うめ氏はTwitterのフォロワーが1万人を突破している“アルファツイッタラー”で、情報の拡散力も高い。自身のTwitterアカウントでの告知ツイートはあっという間に“RT(Retweet)の嵐”を呼んだ。うめ氏は最近、このRTのされ方で「大体何万人くらいに見られたかが体感で分かるようになってきた」と話す。RTの嵐が起きている中で、「ネガティブな意見がどれくらいの速さで出るか」で広がりが推測できるという。
「基本肯定のRTが多い中で、つまんない、なってないみたいな意見が1人出てくると、大体3万人くらいに広がったと思っている。スティーブズではそういうRTがパパっと4、5人出てきたので、これは10万人軽く超えたなと思った」(うめ氏)

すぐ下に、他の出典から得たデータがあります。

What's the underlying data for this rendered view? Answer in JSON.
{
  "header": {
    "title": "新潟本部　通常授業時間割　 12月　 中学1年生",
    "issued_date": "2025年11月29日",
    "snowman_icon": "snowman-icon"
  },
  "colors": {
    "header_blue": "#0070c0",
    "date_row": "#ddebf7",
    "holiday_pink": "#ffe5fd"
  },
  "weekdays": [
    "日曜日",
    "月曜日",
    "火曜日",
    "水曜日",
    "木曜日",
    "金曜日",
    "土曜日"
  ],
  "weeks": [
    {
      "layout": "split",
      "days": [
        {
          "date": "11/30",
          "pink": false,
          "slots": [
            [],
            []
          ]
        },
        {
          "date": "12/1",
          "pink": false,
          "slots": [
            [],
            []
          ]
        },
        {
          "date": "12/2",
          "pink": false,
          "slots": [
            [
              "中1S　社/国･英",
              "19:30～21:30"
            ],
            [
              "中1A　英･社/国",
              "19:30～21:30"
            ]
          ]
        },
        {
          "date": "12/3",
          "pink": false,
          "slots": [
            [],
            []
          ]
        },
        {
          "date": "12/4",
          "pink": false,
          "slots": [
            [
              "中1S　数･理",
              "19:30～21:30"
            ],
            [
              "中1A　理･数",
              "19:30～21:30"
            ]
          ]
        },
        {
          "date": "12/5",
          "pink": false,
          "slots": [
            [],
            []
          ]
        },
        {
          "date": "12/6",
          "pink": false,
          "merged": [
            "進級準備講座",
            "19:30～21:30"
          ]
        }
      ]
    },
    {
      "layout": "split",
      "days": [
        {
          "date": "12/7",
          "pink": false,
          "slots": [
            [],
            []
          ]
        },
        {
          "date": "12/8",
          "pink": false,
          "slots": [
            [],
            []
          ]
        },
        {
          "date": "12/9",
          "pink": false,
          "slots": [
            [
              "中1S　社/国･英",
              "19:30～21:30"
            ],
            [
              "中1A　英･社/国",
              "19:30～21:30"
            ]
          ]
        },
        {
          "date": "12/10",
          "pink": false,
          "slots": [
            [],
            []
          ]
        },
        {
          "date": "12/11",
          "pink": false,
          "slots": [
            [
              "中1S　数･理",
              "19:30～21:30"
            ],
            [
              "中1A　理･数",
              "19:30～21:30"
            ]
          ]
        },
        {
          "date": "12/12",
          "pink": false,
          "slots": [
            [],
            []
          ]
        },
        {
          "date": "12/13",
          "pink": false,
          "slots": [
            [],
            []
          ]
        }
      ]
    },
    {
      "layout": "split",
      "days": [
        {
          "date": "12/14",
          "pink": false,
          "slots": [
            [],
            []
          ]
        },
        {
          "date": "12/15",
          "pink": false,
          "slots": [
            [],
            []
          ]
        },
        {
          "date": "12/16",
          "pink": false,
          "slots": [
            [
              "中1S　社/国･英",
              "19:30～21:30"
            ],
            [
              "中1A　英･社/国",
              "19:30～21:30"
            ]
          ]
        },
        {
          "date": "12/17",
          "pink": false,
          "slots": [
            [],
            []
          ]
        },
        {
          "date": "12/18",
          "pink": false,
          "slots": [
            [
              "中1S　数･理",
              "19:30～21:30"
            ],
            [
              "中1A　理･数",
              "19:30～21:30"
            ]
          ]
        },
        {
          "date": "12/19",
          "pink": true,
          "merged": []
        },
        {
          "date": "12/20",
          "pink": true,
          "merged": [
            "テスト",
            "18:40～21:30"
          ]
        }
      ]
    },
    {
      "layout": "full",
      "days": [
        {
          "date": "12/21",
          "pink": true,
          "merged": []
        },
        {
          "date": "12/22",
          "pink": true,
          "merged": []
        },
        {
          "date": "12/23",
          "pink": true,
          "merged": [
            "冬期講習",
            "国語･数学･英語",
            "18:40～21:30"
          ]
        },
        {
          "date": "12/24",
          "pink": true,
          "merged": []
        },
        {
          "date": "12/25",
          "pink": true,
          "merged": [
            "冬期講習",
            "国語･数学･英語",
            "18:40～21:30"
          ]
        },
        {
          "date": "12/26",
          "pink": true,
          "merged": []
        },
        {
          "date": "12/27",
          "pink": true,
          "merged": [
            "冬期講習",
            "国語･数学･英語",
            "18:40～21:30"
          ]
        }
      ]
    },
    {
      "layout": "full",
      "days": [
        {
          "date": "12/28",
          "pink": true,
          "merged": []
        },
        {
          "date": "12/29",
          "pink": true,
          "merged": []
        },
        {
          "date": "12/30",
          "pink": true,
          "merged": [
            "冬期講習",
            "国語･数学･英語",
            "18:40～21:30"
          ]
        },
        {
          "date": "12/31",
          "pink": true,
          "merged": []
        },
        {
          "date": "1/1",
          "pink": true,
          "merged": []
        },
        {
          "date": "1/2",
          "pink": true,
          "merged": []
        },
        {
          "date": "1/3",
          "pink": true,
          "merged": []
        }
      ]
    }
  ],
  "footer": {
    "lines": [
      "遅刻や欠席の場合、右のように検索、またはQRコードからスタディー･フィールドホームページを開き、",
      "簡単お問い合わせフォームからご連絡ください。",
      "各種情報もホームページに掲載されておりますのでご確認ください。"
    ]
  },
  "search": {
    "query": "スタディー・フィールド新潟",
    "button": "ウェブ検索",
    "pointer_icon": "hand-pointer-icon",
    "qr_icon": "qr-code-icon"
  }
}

漫画家自身がソーシャル上で影響力を持ち、自身の作品を広める――ネット上ではこうした宣伝能力・セルフプロデュース能力のある作家に人気が集まっているというのが、漫画家3人の共通認識だ。逆にいえば、ネット上での作品展開で大きな課題となっているのは“宣伝力の乏しさ”だと萱島氏は指摘する。「紙はヤバイといろいろ言われているが、雑誌の宣伝力や本屋というタッチポイントは相当すごい。Webでは面白いものを作ったとしても、それを届ける手段がない」(萱島氏)。そして萱島氏は、「漫画とは違う方向で、例えばアイドル的な感じでフォロワーをたくさん作って、それから漫画を広めてく」といった漫画家のあり方も、これからの時代には考えられるとも話す。
しかし、面白い作品を作る漫画家が、必ずしもセルフプロデュース能力を兼ね備えているわけではない。うめ氏の感覚では「そうじゃない(プロデュース能力がない)漫画家のほうが圧倒的に多い」という。さらに鈴木氏は、そもそもセルフプロデュースに時間をさく余裕がない漫画家が多いと指摘する。うめ氏の場合、「2人組でやっているから時間的余裕がある」という。
こうした状況を振り返りながら鈴木氏は、漫画家に替わって“Webで仕掛けられる”編集者が必要だと話す。うめ氏は議論の中で、講談社の編集者が独立して設立した作家エージェント会社・コルクについて言及。コルクの社長である佐渡島庸平氏は小山宙哉氏の人気漫画『宇宙兄弟』の担当編集でもあり、コルクは小山宙哉氏のエージェントを受け持っている。
うめ氏は、宇宙兄弟のTwitterアカウントの運用の上手さに触れつつ、担当していた佐渡島氏の運用術を評価。電子書籍が本格化していく中で、Webを理解した編集者が「これから増えていくと思う」と期待を寄せた。